I think it’s time to admit that we might have a problem. I have observed a growing, alarming trend over the last few years on social media. Maybe you have seen it too. Christians downright trash one another online as if that is a normal reaction to someone you disagree with. I have seen passive-aggressive quote tweets, screenshots, and sharp barbs lobbed back and forth as if we were engaged in some battle for Twitter supremacy. All the while, the world is going to hell. 

The question is why? Why is it that so many feel so comfortable with so vilifying and “straw-manning” one another?

I think there is no question we have a trust problem in the SBC. And I’m not even saying that that is a bad thing. We should expect transparency and accountability from leadership and from one another.

But is it possible we have a love problem in the SBC?

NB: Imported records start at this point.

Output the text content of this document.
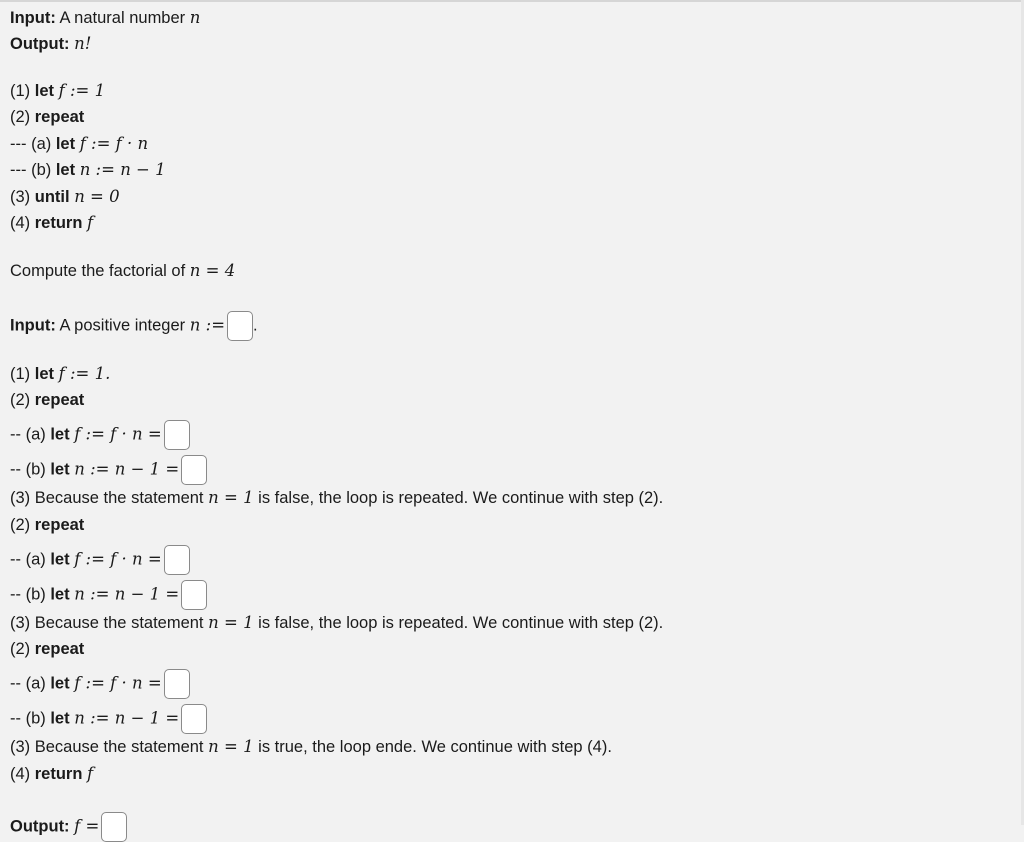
Input: A natural number n
Output: n!
(1) let f := 1
(2) repeat
--- (a) let f := f · n
--- (b) let n := n − 1
(3) until n = 0
(4) return f
Compute the factorial of n = 4
Input: A positive integer n := .
(1) let f := 1.
(2) repeat
-- (a) let f := f · n =
-- (b) let n := n − 1 =
(3) Because the statement n = 1 is false, the loop is repeated. We continue with step (2).
(2) repeat
-- (a) let f := f · n =
-- (b) let n := n − 1 =
(3) Because the statement n = 1 is false, the loop is repeated. We continue with step (2).
(2) repeat
-- (a) let f := f · n =
-- (b) let n := n − 1 =
(3) Because the statement n = 1 is true, the loop ende. We continue with step (4).
(4) return f
Output: f =
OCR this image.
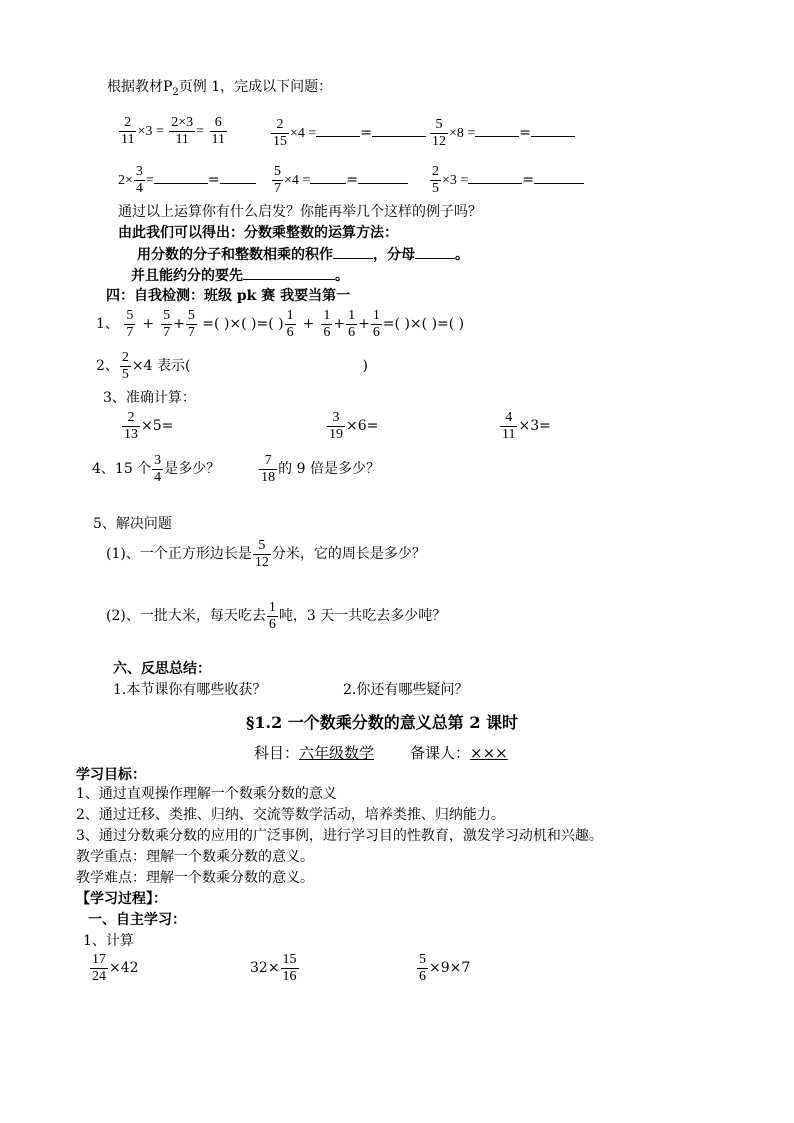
根据教材$P_2$页例 1，完成以下问题：
$\frac{2}{11} \times 3 = \frac{2\times 3}{11} = \frac{6}{11}$	$\frac{2}{15} \times 4$ =	=	$\frac{5}{12} \times 8$ =	=
$2\times \frac{3}{4}$ =	=	$\frac{5}{7} \times 4$ =	=	$\frac{2}{5} \times 3$ =	=
通过以上运算你有什么启发？你能再举几个这样的例子吗？
由此我们可以得出：分数乘整数的运算方法：
用分数的分子和整数相乘的积作	，分母	。
并且能约分的要先	。
四：自我检测：班级 pk 赛 我要当第一
1、 $\frac{5}{7} + \frac{5}{7} + \frac{5}{7}$ =( )×( )=( ) $\frac{1}{6} + \frac{1}{6} + \frac{1}{6} + \frac{1}{6}$ =( )×( )=( )
2、 $\frac{2}{5} \times 4$ 表示(	)
3、准确计算：
$\frac{2}{13} \times 5=$	$\frac{3}{19} \times 6=$	$\frac{4}{11} \times 3=$
4、15 个 $\frac{3}{4}$ 是多少？	$\frac{7}{18}$ 的 9 倍是多少？
5、解决问题
(1)、一个正方形边长是 $\frac{5}{12}$ 分米，它的周长是多少？
(2)、一批大米，每天吃去 $\frac{1}{6}$ 吨，3 天一共吃去多少吨？
六、反思总结：
1.本节课你有哪些收获？	2.你还有哪些疑问？
§1.2 一个数乘分数的意义总第 2 课时
科目：六年级数学 备课人：×××
学习目标：
1、通过直观操作理解一个数乘分数的意义
2、通过迁移、类推、归纳、交流等数学活动，培养类推、归纳能力。
3、通过分数乘分数的应用的广泛事例，进行学习目的性教育，激发学习动机和兴趣。
教学重点：理解一个数乘分数的意义。
教学难点：理解一个数乘分数的意义。
【学习过程】：
一、自主学习：
1、计算
$\frac{17}{24} \times 42$	$32\times \frac{15}{16}$	$\frac{5}{6} \times 9\times 7$
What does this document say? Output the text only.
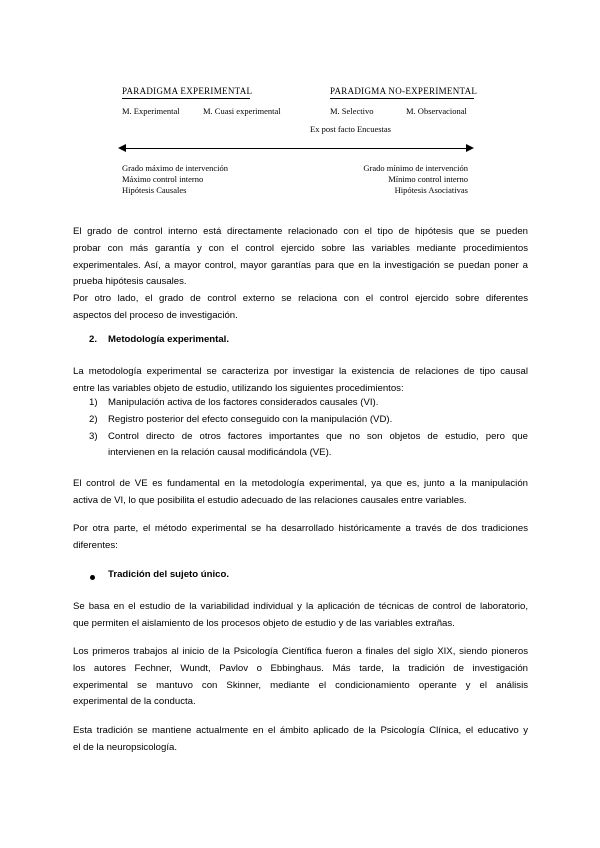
PARADIGMA EXPERIMENTAL	PARADIGMA NO-EXPERIMENTAL
M. Experimental	M. Cuasi experimental	M. Selectivo	M. Observacional
Ex post facto Encuestas
Grado máximo de intervención
Máximo control interno
Hipótesis Causales
Grado mínimo de intervención
Mínimo control interno
Hipótesis Asociativas

El grado de control interno está directamente relacionado con el tipo de hipótesis que se pueden

probar con más garantía y con el control ejercido sobre las variables mediante procedimientos

experimentales. Así, a mayor control, mayor garantías para que en la investigación se puedan poner a

prueba hipótesis causales.

Por otro lado, el grado de control externo se relaciona con el control ejercido sobre diferentes

aspectos del proceso de investigación.

2. Metodología experimental.

La metodología experimental se caracteriza por investigar la existencia de relaciones de tipo causal

entre las variables objeto de estudio, utilizando los siguientes procedimientos:

1) Manipulación activa de los factores considerados causales (VI).
2) Registro posterior del efecto conseguido con la manipulación (VD).
3) Control directo de otros factores importantes que no son objetos de estudio, pero que
intervienen en la relación causal modificándola (VE).

El control de VE es fundamental en la metodología experimental, ya que es, junto a la manipulación

activa de VI, lo que posibilita el estudio adecuado de las relaciones causales entre variables.

Por otra parte, el método experimental se ha desarrollado históricamente a través de dos tradiciones

diferentes:

Tradición del sujeto único.

Se basa en el estudio de la variabilidad individual y la aplicación de técnicas de control de laboratorio,

que permiten el aislamiento de los procesos objeto de estudio y de las variables extrañas.

Los primeros trabajos al inicio de la Psicología Científica fueron a finales del siglo XIX, siendo pioneros

los autores Fechner, Wundt, Pavlov o Ebbinghaus. Más tarde, la tradición de investigación

experimental se mantuvo con Skinner, mediante el condicionamiento operante y el análisis

experimental de la conducta.

Esta tradición se mantiene actualmente en el ámbito aplicado de la Psicología Clínica, el educativo y

el de la neuropsicología.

In one of the most beautiful, complicated, challenging passages in the New Testament Jesus tells His disciples how others will know they are a part of His family. Jesus simply says “By this all people will know you are My disciples, if you have love for one another” (John 13:35 HCSB). It is not challenging or complicated because Jesus was unclear in His directive; we are simply to love our brothers and sisters in Christ. But that’s often easier said and done. 

January is a great time to set the tone for the rest of the year. I pray that you would consider joining me in one resolution (and guardrail) that I have set for myself in 2022. 

Let’s let 2022 be the year we decide to not question any Christian publicly without first reaching out to them privately. 

To be clear, this is not always a rule that I have abided by. You can scroll through some of my posts and see that is the case. But I vow to do better because I know I have a duty to remove my own noise from this noisy world.

Let me give you a few reasons why I plan to work hard to be better to my brothers on social media by addressing issues on the phone or face-to-face rather than with a tweet or post.

It’s biblical. 

Shortly after Jesus establishes His Church, He sets up parameters for the restoration of a fallen brother or sister. Jesus knew we would inevitably sin against one another. His instruction was and is “if your brother sins against you, go and rebuke him in private. If he listens, you have won your brother” (Matthew 18:16 HCSB).

Before we post, it’s a good idea to ask what the purpose of the post is. Restoration, and not winning an argument, should be at the forefront of our minds.

It protects our witness.

If it seems to you like we are a less kind society today, you are probably paying attention. The vitriol that even Christians have for one another is disheartening. I know not everything is puppies and unicorns and Twitter isn’t Mr. Rogers’ Neighborhood, but we can be better. I am certain that there are some who have seen the way that Christians tear down and demean one another on social media and decided they want no part of the church. 

It forces us to think hard about who we are and what we believe.

If you pause before you post, I believe it will help all of us see that not everything is a Gospel issue and not everyone who believes differently than us about supralapsarianism deserves to be burned at the stake. For sure, we fight it out over the Gospel, but not everything is that important. Going to our brother or sister privately will create a dialogue where we might find them to be faithful and not in folly. Moreover, it will cause us to think even deeper about that which we believe and help us to see why others differ.

Will you pray about joining me? Let’s take the dumpster fire that is evangelical social media and use it for the glory of God the building up of one another and the good of our community.